Sonia Toni, ex moglie di Beppe Grillo contro Walter Veltroni: doppia gaffe sulla scorta, ma non chiede scusa. Le ultime notizie: polemica sui social per il suo tweet

sonia_toni_twitter
Sonia Toni, ex moglie di Grillo contro Veltroni

Sonia Toni, ex moglie di Beppe Grillo, protesta contro la scorta di Walter Veltroni. Peccato che l’ex segretario del Partito democratico non ne abbia più una… La gaffe poteva chiudersi così, ma la donna anziché scusarsi e chiuderla lì ha preferito spiegare le ragioni del suo errore. Il malinteso forse era dovuto alla stazza della persona che stava accompagnando Veltroni. Un clamoroso autogol che non è affatto passato inosservato. Il caso è stato ricostruito da Massimo Gramellini per il Corriere della Sera. L’ex di Beppe Grillo lancia il post dopo aver visto Veltroni con la presunta scorta e chiede sui social: «Chi paga?». Partono subito commenti a dir poco gentili nei confronti dell’ex sindaco di Roma, che però le risponde con eleganza. Si rivolge alla sua accusatrice con un «cara signora» e le spiega che quelli che ha scambiato per uomini della sua scorta sono normalissimi commensali. Con delle scuse la vicenda si sarebbe esaurita lì, ma Sonia Toni sente evidentemente il bisogno di darsi ragione, quindi spiega che l’equivoco è dovuto al fatto che a tavola con Veltroni c’erano «due ragazzoni dal fisico “armadio a muro”» e «comunque io ho posto una domanda legittima».

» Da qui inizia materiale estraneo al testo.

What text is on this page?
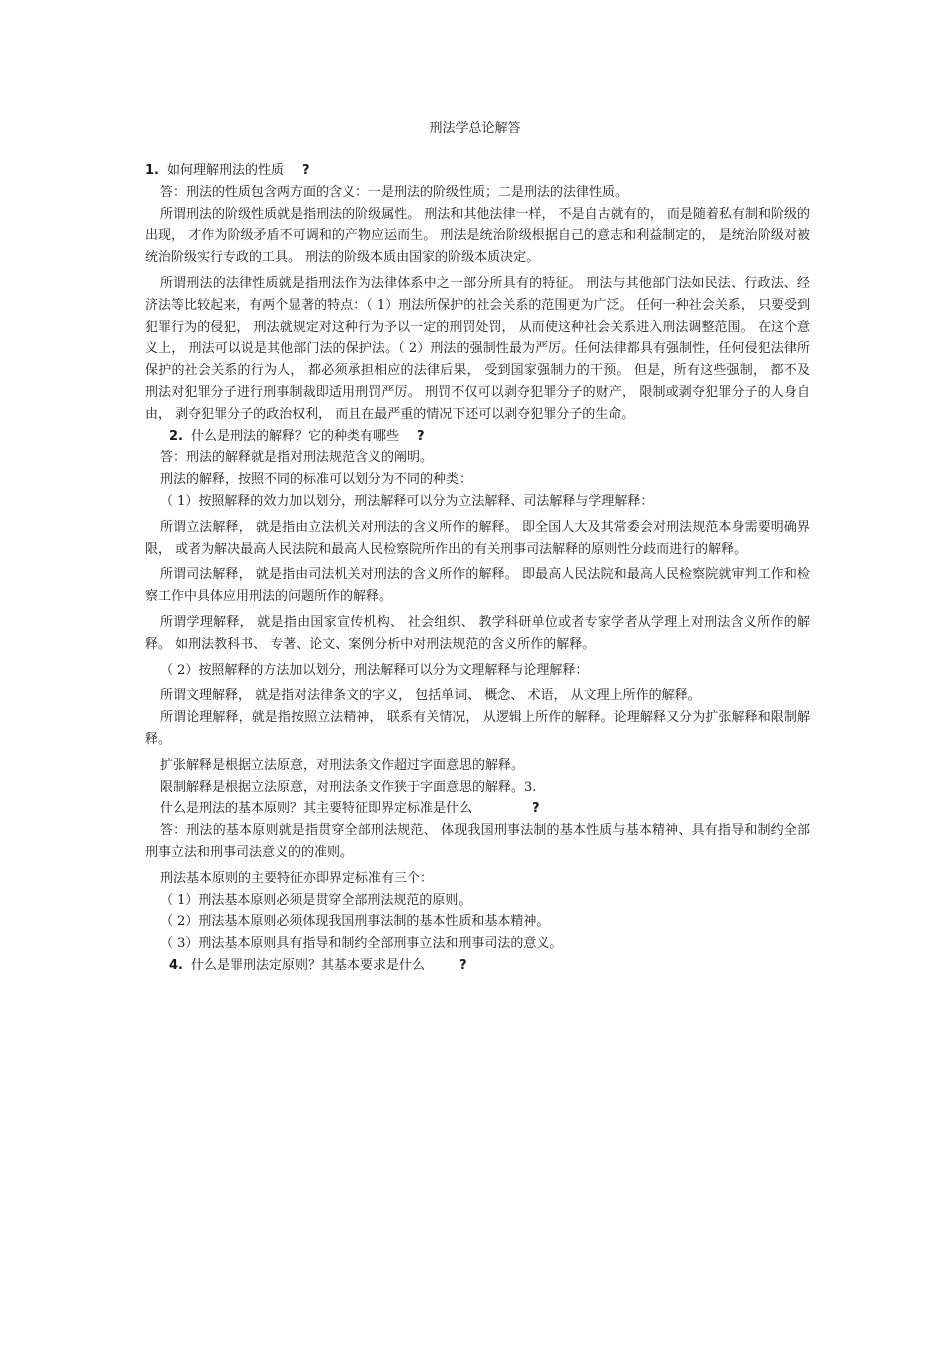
刑法学总论解答

1. 如何理解刑法的性质 ?

答：刑法的性质包含两方面的含义：一是刑法的阶级性质；二是刑法的法律性质。

所谓刑法的阶级性质就是指刑法的阶级属性。 刑法和其他法律一样， 不是自古就有的， 而是随着私有制和阶级的出现， 才作为阶级矛盾不可调和的产物应运而生。 刑法是统治阶级根据自己的意志和利益制定的， 是统治阶级对被统治阶级实行专政的工具。 刑法的阶级本质由国家的阶级本质决定。

所谓刑法的法律性质就是指刑法作为法律体系中之一部分所具有的特征。 刑法与其他部门法如民法、行政法、经济法等比较起来，有两个显著的特点：（ 1）刑法所保护的社会关系的范围更为广泛。 任何一种社会关系， 只要受到犯罪行为的侵犯， 刑法就规定对这种行为予以一定的刑罚处罚， 从而使这种社会关系进入刑法调整范围。 在这个意义上， 刑法可以说是其他部门法的保护法。（ 2）刑法的强制性最为严厉。任何法律都具有强制性，任何侵犯法律所保护的社会关系的行为人， 都必须承担相应的法律后果， 受到国家强制力的干预。 但是，所有这些强制， 都不及刑法对犯罪分子进行刑事制裁即适用刑罚严厉。 刑罚不仅可以剥夺犯罪分子的财产， 限制或剥夺犯罪分子的人身自由， 剥夺犯罪分子的政治权利， 而且在最严重的情况下还可以剥夺犯罪分子的生命。

2. 什么是刑法的解释？它的种类有哪些 ?

答：刑法的解释就是指对刑法规范含义的阐明。

刑法的解释，按照不同的标准可以划分为不同的种类：

（ 1）按照解释的效力加以划分，刑法解释可以分为立法解释、司法解释与学理解释：

所谓立法解释， 就是指由立法机关对刑法的含义所作的解释。 即全国人大及其常委会对刑法规范本身需要明确界限， 或者为解决最高人民法院和最高人民检察院所作出的有关刑事司法解释的原则性分歧而进行的解释。

所谓司法解释， 就是指由司法机关对刑法的含义所作的解释。 即最高人民法院和最高人民检察院就审判工作和检察工作中具体应用刑法的问题所作的解释。

所谓学理解释， 就是指由国家宣传机构、 社会组织、 教学科研单位或者专家学者从学理上对刑法含义所作的解释。 如刑法教科书、 专著、论文、案例分析中对刑法规范的含义所作的解释。

（ 2）按照解释的方法加以划分，刑法解释可以分为文理解释与论理解释：

所谓文理解释， 就是指对法律条文的字义， 包括单词、 概念、 术语， 从文理上所作的解释。

所谓论理解释，就是指按照立法精神， 联系有关情况， 从逻辑上所作的解释。论理解释又分为扩张解释和限制解释。

扩张解释是根据立法原意，对刑法条文作超过字面意思的解释。

限制解释是根据立法原意，对刑法条文作狭于字面意思的解释。3.

什么是刑法的基本原则？其主要特征即界定标准是什么	?

答：刑法的基本原则就是指贯穿全部刑法规范、 体现我国刑事法制的基本性质与基本精神、具有指导和制约全部刑事立法和刑事司法意义的的准则。

刑法基本原则的主要特征亦即界定标准有三个：

（ 1）刑法基本原则必须是贯穿全部刑法规范的原则。

（ 2）刑法基本原则必须体现我国刑事法制的基本性质和基本精神。

（ 3）刑法基本原则具有指导和制约全部刑事立法和刑事司法的意义。

4. 什么是罪刑法定原则？其基本要求是什么	?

SONIA TONI, EX MOGLIE DI GRILLO CONTRO VELTRONI

Se Walter Veltroni ha “perdonato” l’ex moglie di Beppe Grillo, lo stesso non si può dire degli altri utenti su Twitter. In un momento in cui l’utilità della scorta è al centro del dibattito politico, con lo scontro tra il ministro dell’Interno Matteo Salvini e lo scrittore Roberto Saviano, montano le polemiche per lo scivolone di Sonia Toni. «Non ha posto una domanda, ha fatto un’illazione senza minimamente essere informata o documentata. Vi è una costante confusione tra libertà d’espressione e calunnia, con inversione dell’onere della prova. Io la sparo, poi o tu documenti il contrario, o intanto io l’ho detta. Bleah» risposta al vetriolo di un utente. Altri ci vanno meno pesante, ma andando comunque dritti al punto: «Non si parla senza accertarsi dei fatti. Non si può sempre dire tutto ed il contrario di tutto». Per fortuna c’è sempre chi riesce a fare dell’ironia. «Caro Walter, non andare in spiaggia o scambiano il pedaló per l’auto blu…».